Hamilton takes pole position ahead of Rosberg at British GP
Rosberg finished as runner-up but, four hours after the race had ended, was handed a 10-second penalty and demoted to third place behind Red Bull’s Dutch teenager Max Verstappen for a breach of radio regulations.
The Mercedes driver also demonstrated his qualities in the wet once again after the race had started behind the safety auto due to a heavy downpour in Northamptonshire.
With the additional 10s time penalty, Rosberg is now classified third, and with it his championship lead over Hamilton has been cut to one point.
The win is Hamilton’s second in a row after he claimed the Austrian Grand Prix last Sunday.
Rosberg, who was booed on the podium a week after the Mercedes’ collision in Austria, suffered a gearbox glitch in the closing stages which prevented him from using seventh gear.
“There was a lot of pressure on that last lap but I knew I couldn’t let those guys down”, said Hamilton, who is bidding to secure a hat-trick of victories in front of his home crowd on Sunday. It is never plain sailing.
On lap five, he made it more obvious: “We can go, Charlie!” he said, a message directed at the race director Charlie Whiting. Congrats to Lewis. He did a great job this weekend.
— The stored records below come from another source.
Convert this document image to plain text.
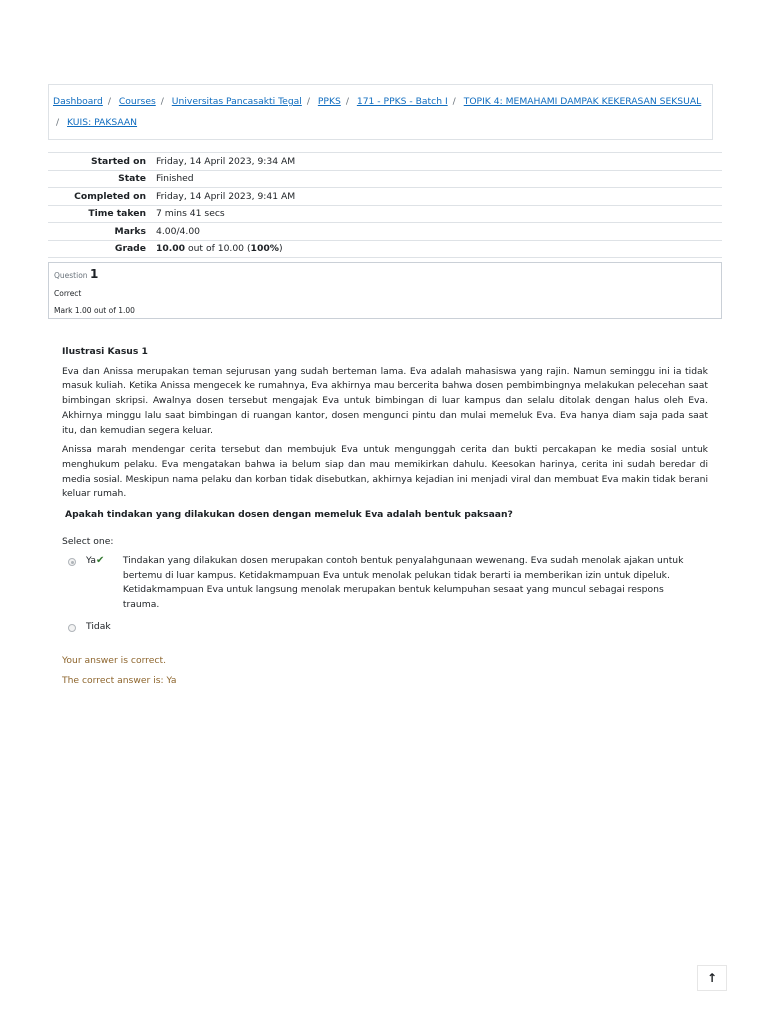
Dashboard / Courses / Universitas Pancasakti Tegal / PPKS / 171 - PPKS - Batch I / TOPIK 4: MEMAHAMI DAMPAK KEKERASAN SEKSUAL
/ KUIS: PAKSAAN
Started on	Friday, 14 April 2023, 9:34 AM
State	Finished
Completed on	Friday, 14 April 2023, 9:41 AM
Time taken	7 mins 41 secs
Marks	4.00/4.00
Grade	10.00 out of 10.00 (100%)
Question 1
Correct
Mark 1.00 out of 1.00

Ilustrasi Kasus 1

Eva dan Anissa merupakan teman sejurusan yang sudah berteman lama. Eva adalah mahasiswa yang rajin. Namun seminggu ini ia tidak masuk kuliah. Ketika Anissa mengecek ke rumahnya, Eva akhirnya mau bercerita bahwa dosen pembimbingnya melakukan pelecehan saat bimbingan skripsi. Awalnya dosen tersebut mengajak Eva untuk bimbingan di luar kampus dan selalu ditolak dengan halus oleh Eva. Akhirnya minggu lalu saat bimbingan di ruangan kantor, dosen mengunci pintu dan mulai memeluk Eva. Eva hanya diam saja pada saat itu, dan kemudian segera keluar.

Anissa marah mendengar cerita tersebut dan membujuk Eva untuk mengunggah cerita dan bukti percakapan ke media sosial untuk menghukum pelaku. Eva mengatakan bahwa ia belum siap dan mau memikirkan dahulu. Keesokan harinya, cerita ini sudah beredar di media sosial. Meskipun nama pelaku dan korban tidak disebutkan, akhirnya kejadian ini menjadi viral dan membuat Eva makin tidak berani keluar rumah.

Apakah tindakan yang dilakukan dosen dengan memeluk Eva adalah bentuk paksaan?

Select one:
Ya✔ Tindakan yang dilakukan dosen merupakan contoh bentuk penyalahgunaan wewenang. Eva sudah menolak ajakan untuk bertemu di luar kampus. Ketidakmampuan Eva untuk menolak pelukan tidak berarti ia memberikan izin untuk dipeluk. Ketidakmampuan Eva untuk langsung menolak merupakan bentuk kelumpuhan sesaat yang muncul sebagai respons trauma.
Tidak
Your answer is correct.
The correct answer is: Ya
↑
Red Bull driver Max Verstappen completed the podium places following another impressive performance.
“That wasn’t planned”, said the Mercedes driver as images of him falling back into the sea of people, smiling serenely with his body supported by raised arms, travelled around the world.
And so racing began on lap six, Hamilton throwing up a high plume of spray ahead of Rosberg as most of the rest-bar the top four-rushed to the pits for intermediate tyres.
But the fired-up Briton returned to the Silverstone circuit to set an even quicker time to leave Rosberg trailing in his wake.
Engineer: “Avoid seventh gear, Nico, avoid seventh gear”.
Was it all clear now between him and Hamilton?
Sahara Force India relished a double points finish at the home British Grand Prix with Sergio Perez finishing a creditable sixth, just ahead of teammate Nico Hulkenberg.
Ecclestone expected Hamilton to win the title for a fourth time this year.
Stewards said in their ruling that while the team “gave some instructions to the driver that were specifically permitted…the team then went further and gave instructions to the driver that were not permitted”.